In other words, dark patterns trade long-term value for short-term gains.
Practical Solutions to Avoid Dark Patterns in Experimentation
There are some practical ways to help reduce these risks and avoid the enshittification of products. Chief among these are adopting value principles and establishing ethics committees.
Value principles, like Google’s “Don’t be evil”, are frequently treated as aspirational marketing artifacts rather than operational constraints. Many tend to be vague or non-actionable and open to interpretation, which provides no meaningful protection against dark patterns. Finally, even if they are actionable and adopted as policy, they can come into tension with other incentives at the company, such as bonuses or career progression. Google, after all, ditched “Don’t be evil” in 2018.
Ethics committees are used at some larger companies to ensure consistent application of company values. However, they can face the same issues as the values above, particularly if the company is facing financial pressure; the ethics team can be high on the list of cuts.
The most practical way to avoid dark patterns is not an ethics committee or a vague principle statement; it is using the right metrics.
If you only measure immediate revenue or conversion, you will eventually design experiments that extract value rather than create it. To counteract this, teams need to deliberately include metrics that reflect longer-term outcomes.
Example experimentation metrics to use to avoid dark pattern behavior
- Retention
- Repeat usage
- Complaint rates
- Refunds
- Customer support contacts
- Brand sentiment
- Qualitative feedback
Not all of these can be perfectly measured- or measured at all (like the likelihood or cost of losing key employees). In the real world, the data will never be perfect. Good product judgment will still be required, as there will always be uncertainty. An experiment that produces a short-term lift but could be seen to damage trust should be treated with skepticism, even if the lift is excellent.

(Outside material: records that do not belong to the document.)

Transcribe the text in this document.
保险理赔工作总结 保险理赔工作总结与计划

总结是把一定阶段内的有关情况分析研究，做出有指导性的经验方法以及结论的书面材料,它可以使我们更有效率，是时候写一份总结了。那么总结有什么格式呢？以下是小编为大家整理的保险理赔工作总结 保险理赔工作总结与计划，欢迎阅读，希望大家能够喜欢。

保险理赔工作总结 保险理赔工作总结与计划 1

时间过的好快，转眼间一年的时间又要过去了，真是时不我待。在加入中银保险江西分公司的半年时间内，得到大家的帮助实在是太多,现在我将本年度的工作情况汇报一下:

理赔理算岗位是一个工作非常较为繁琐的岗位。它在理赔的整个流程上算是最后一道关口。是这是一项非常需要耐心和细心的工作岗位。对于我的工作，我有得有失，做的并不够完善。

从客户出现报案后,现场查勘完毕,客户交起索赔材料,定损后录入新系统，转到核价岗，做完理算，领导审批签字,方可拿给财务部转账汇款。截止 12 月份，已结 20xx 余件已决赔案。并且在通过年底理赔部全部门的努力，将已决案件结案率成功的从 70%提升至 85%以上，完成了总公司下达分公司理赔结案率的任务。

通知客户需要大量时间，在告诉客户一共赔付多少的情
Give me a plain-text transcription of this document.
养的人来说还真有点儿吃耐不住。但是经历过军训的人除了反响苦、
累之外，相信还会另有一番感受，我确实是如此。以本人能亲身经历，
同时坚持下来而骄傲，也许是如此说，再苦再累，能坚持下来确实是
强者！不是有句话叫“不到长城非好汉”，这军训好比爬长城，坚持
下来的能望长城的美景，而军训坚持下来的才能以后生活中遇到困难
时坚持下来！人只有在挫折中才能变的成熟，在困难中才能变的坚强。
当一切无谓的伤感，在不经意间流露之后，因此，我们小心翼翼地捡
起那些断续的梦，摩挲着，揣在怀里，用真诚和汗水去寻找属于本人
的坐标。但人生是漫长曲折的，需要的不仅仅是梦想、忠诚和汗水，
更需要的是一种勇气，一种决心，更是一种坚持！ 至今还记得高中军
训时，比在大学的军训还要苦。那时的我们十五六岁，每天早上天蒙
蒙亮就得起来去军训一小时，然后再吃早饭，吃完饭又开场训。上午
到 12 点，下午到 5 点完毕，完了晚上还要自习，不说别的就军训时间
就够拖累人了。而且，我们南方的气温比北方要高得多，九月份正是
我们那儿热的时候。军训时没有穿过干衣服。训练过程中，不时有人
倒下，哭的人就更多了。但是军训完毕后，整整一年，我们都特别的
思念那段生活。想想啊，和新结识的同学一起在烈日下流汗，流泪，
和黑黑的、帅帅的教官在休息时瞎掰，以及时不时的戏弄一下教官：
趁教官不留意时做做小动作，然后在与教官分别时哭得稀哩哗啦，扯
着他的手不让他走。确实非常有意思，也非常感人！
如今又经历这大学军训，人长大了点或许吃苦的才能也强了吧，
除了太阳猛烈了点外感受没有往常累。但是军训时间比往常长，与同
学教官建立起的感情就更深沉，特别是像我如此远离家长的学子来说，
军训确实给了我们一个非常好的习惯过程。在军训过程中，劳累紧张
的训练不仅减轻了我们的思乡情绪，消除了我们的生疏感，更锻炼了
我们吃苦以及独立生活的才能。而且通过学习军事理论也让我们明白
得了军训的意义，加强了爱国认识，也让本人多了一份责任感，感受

When Experimentation Leads to a Better Product
Ultimately, the goal of experimentation is not to prove that you can move a number. It is to learn how to make something people genuinely want. A/B testing is a powerful tool in the service of that goal, but the further you drift from it, the more your “wins” become signals of underlying enshittification rather than progress. Make sure your metrics reflect your real goals as much as possible.
In the long run, the most effective optimization strategy remains the simplest: make the product better.